Your Attention Belongs to You
On notifications, digital overwhelm, and the radical act of breathing before you respond.
There's a monk who had a thought about telephones.
In his 1991 book Peace Is Every Step, Thich Nhat Hanh wrote about how the telephone bell could tyrannize us — how we feel compelled to answer it, how it creates a kind of vibration and anxiety before we even know who's calling. He suggested something unusual: when the phone rings, don't rush. Breathe in. Breathe out. Smile. If it matters, they'll wait through three rings.
That book was written before smartphones. Before push notifications. Before the average person received 46 app notifications per day (Deloitte, 2022). Before we carried in our pockets a device that buzzes, pings, badges, and flashes at us from the moment we wake up until the moment we put it face-down on the nightstand and try to fall asleep.
The monk's advice didn't get less relevant.
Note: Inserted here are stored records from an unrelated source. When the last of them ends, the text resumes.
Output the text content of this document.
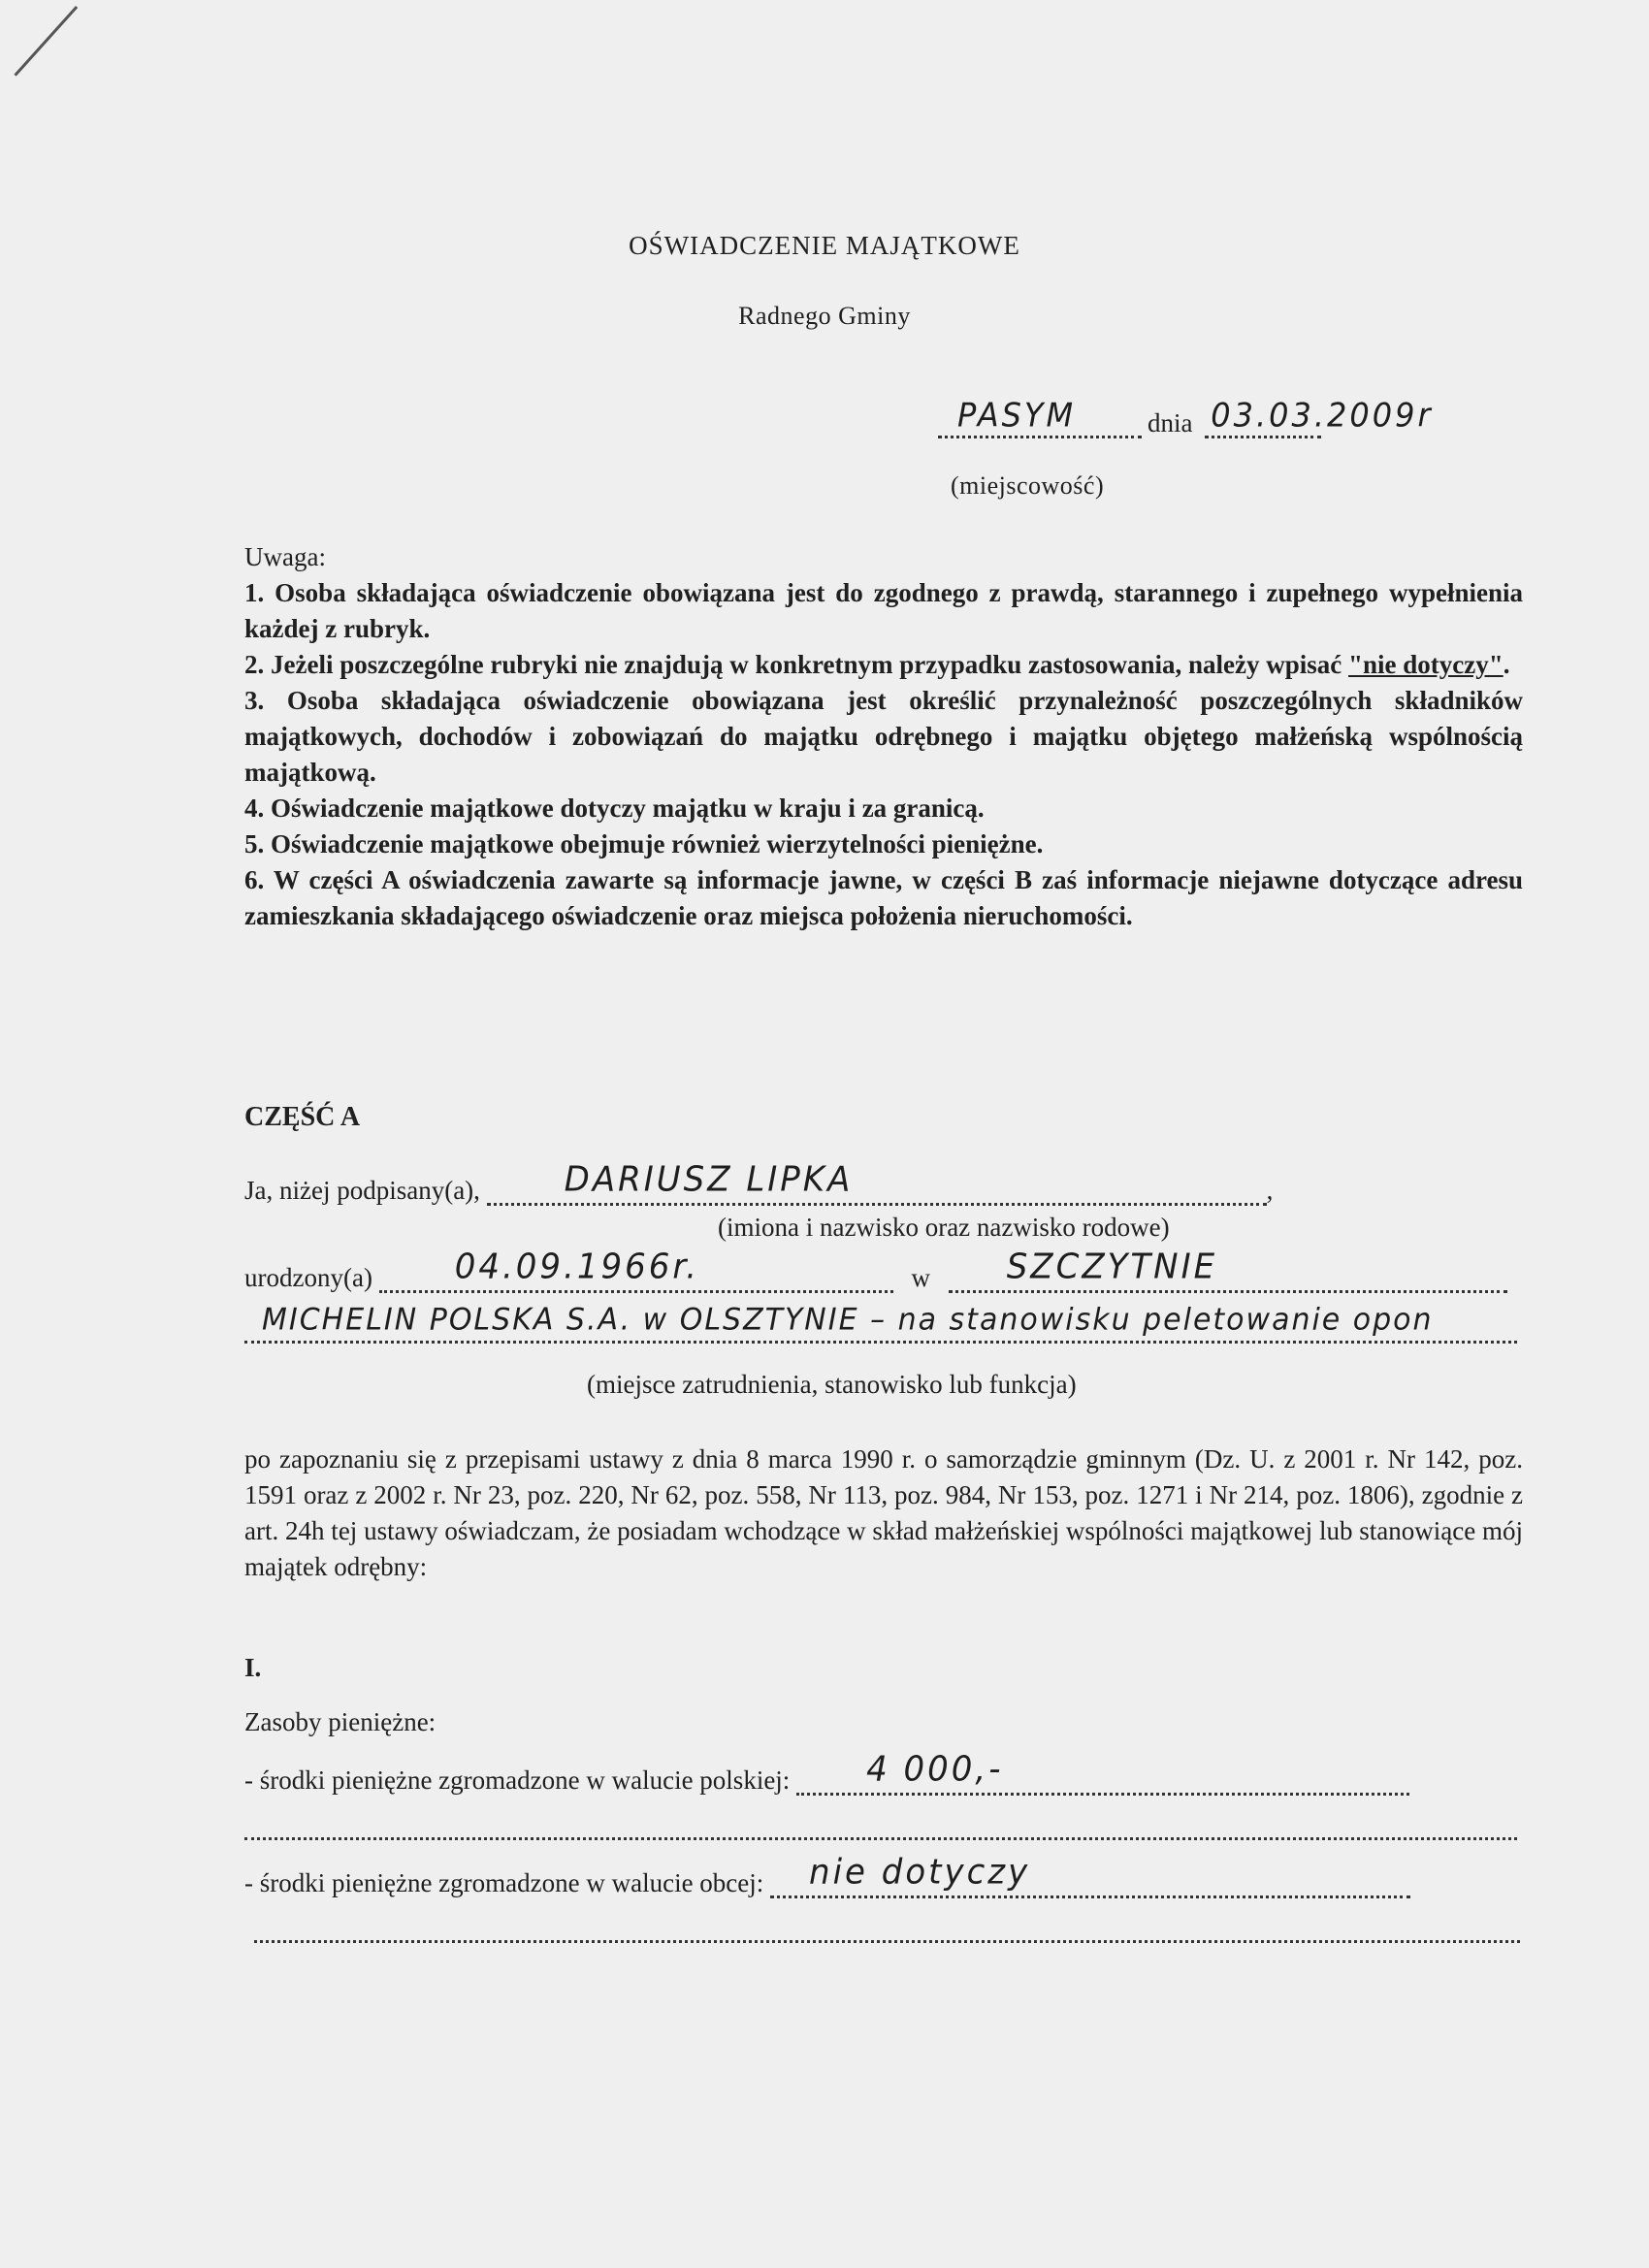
OŚWIADCZENIE MAJĄTKOWE
Radnego Gminy
PASYM	dnia 03.03.2009r
(miejscowość)

Uwaga:

1. Osoba składająca oświadczenie obowiązana jest do zgodnego z prawdą, starannego i zupełnego wypełnienia każdej z rubryk.

2. Jeżeli poszczególne rubryki nie znajdują w konkretnym przypadku zastosowania, należy wpisać "nie dotyczy".

3. Osoba składająca oświadczenie obowiązana jest określić przynależność poszczególnych składników majątkowych, dochodów i zobowiązań do majątku odrębnego i majątku objętego małżeńską wspólnością majątkową.

4. Oświadczenie majątkowe dotyczy majątku w kraju i za granicą.

5. Oświadczenie majątkowe obejmuje również wierzytelności pieniężne.

6. W części A oświadczenia zawarte są informacje jawne, w części B zaś informacje niejawne dotyczące adresu zamieszkania składającego oświadczenie oraz miejsca położenia nieruchomości.

CZĘŚĆ A
Ja, niżej podpisany(a),	DARIUSZ LIPKA	,
(imiona i nazwisko oraz nazwisko rodowe)
urodzony(a) 04.09.1966r.	w SZCZYTNIE
MICHELIN POLSKA S.A. w OLSZTYNIE – na stanowisku peletowanie opon
(miejsce zatrudnienia, stanowisko lub funkcja)

po zapoznaniu się z przepisami ustawy z dnia 8 marca 1990 r. o samorządzie gminnym (Dz. U. z 2001 r. Nr 142, poz. 1591 oraz z 2002 r. Nr 23, poz. 220, Nr 62, poz. 558, Nr 113, poz. 984, Nr 153, poz. 1271 i Nr 214, poz. 1806), zgodnie z art. 24h tej ustawy oświadczam, że posiadam wchodzące w skład małżeńskiej wspólności majątkowej lub stanowiące mój majątek odrębny:

I.
Zasoby pieniężne:
- środki pieniężne zgromadzone w walucie polskiej: 4 000,-
- środki pieniężne zgromadzone w walucie obcej: nie dotyczy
If anything, it got more urgent.
You don't have to respond to every buzz the way your nervous system tells you to.
Your Brain Was Not Built for This
Let's be clear about what's actually happening when your phone lights up.
Notifications trigger the brain's salience network, the system responsible for detecting anything novel, potentially threatening, or rewarding in the environment. This is the same neural circuitry that kept your ancestors alive by noticing the rustle in the tall grass. It is not designed for discretion. A text from your supervisor and a text from a spam number register with similar urgency.
Research by Ward et al. (2017), published in the Journal of the Association for Consumer Research, found that even the mere presence of a smartphone on a desk, face-down and silenced, reduced available cognitive capacity compared to having the phone in another room entirely. The phone didn't have to do anything. Its proximity was enough.
For helping professionals, this is not a trivial finding. You are doing work that requires presence, careful attention, and the ability to sit with another person's pain without being pulled somewhere else. A brain that is perpetually on low-level alert for the next notification is not the same brain that can hold space.
The Notification as Invitation (Not Demand)
Here's the reframe Thich Nhat Hanh was offering, even if he didn't use these words: the ring of the phone is not a demand. It's an invitation.
You can accept the invitation immediately, on autopilot. Or you can pause, notice that the invitation arrived, and decide consciously how and whether to respond.
This is not about being unavailable or ignoring people who need you. It's about the difference between reacting and responding. Reaction is reflexive. Response is chosen. Helping professionals spend their entire careers teaching clients the difference between those two things, and yet many of us have set up our devices in a way that makes conscious response nearly impossible.
Every notification that pulls you out of a moment, whether you're with a client, in a supervision meeting, eating lunch, or trying to sleep, is a small interruption to your capacity to be present. And presence is not a luxury in your work. It's the work.
Reaction is reflexive. Response is chosen. You know the difference. You teach it every day.
What the Research Actually Says About Always Being Connected
The evidence on smartphone use and wellbeing is messy, because the relationship is not linear. Moderate, intentional use doesn't seem to harm wellbeing. What appears harmful is compulsive checking, using the phone as an emotional regulation tool (scrolling when anxious), and the phenomenon researchers call "technoference" (McDaniel & Radesky, 2018) — the intrusion of technology into face-to-face interactions.
A 2019 review in Computers in Human Behavior found that passive social media use (scrolling without interacting) was more strongly linked to negative affect than active use (posting, direct communication). Which is worth sitting with: the thing most of us do most often on our phones may be the thing least good for us.
For people in high-stress helping roles, there's an added wrinkle. Many helpers use their phones in exactly the ways that amplify stress: checking work email after hours, monitoring client-adjacent social media, watching upsetting news. This is on top of the baseline exhaustion of the work. The phone doesn't cause burnout. But it can make the soil more fertile for it.
The Practical Part: Actually Managing Your Notifications
Philosophy is useful. Practical action is also useful. Here are evidence-informed approaches to reducing notification-related stress without disappearing from your life:
Do a notification audit.
Go into your phone settings right now, or after you finish reading this, and look at every app that has permission to send you notifications. Ask yourself: does this app add value proportional to the interruption it creates? The default answer for most apps is no.
Batch your checking.
Rather than checking your phone reactively, designate 2-3 windows per day to check email and messages. Research on email batching (Kushlev & Dunn, 2015, published in Computers in Human Behavior) found that limiting email checking to three times per day significantly reduced stress compared to checking as often as possible.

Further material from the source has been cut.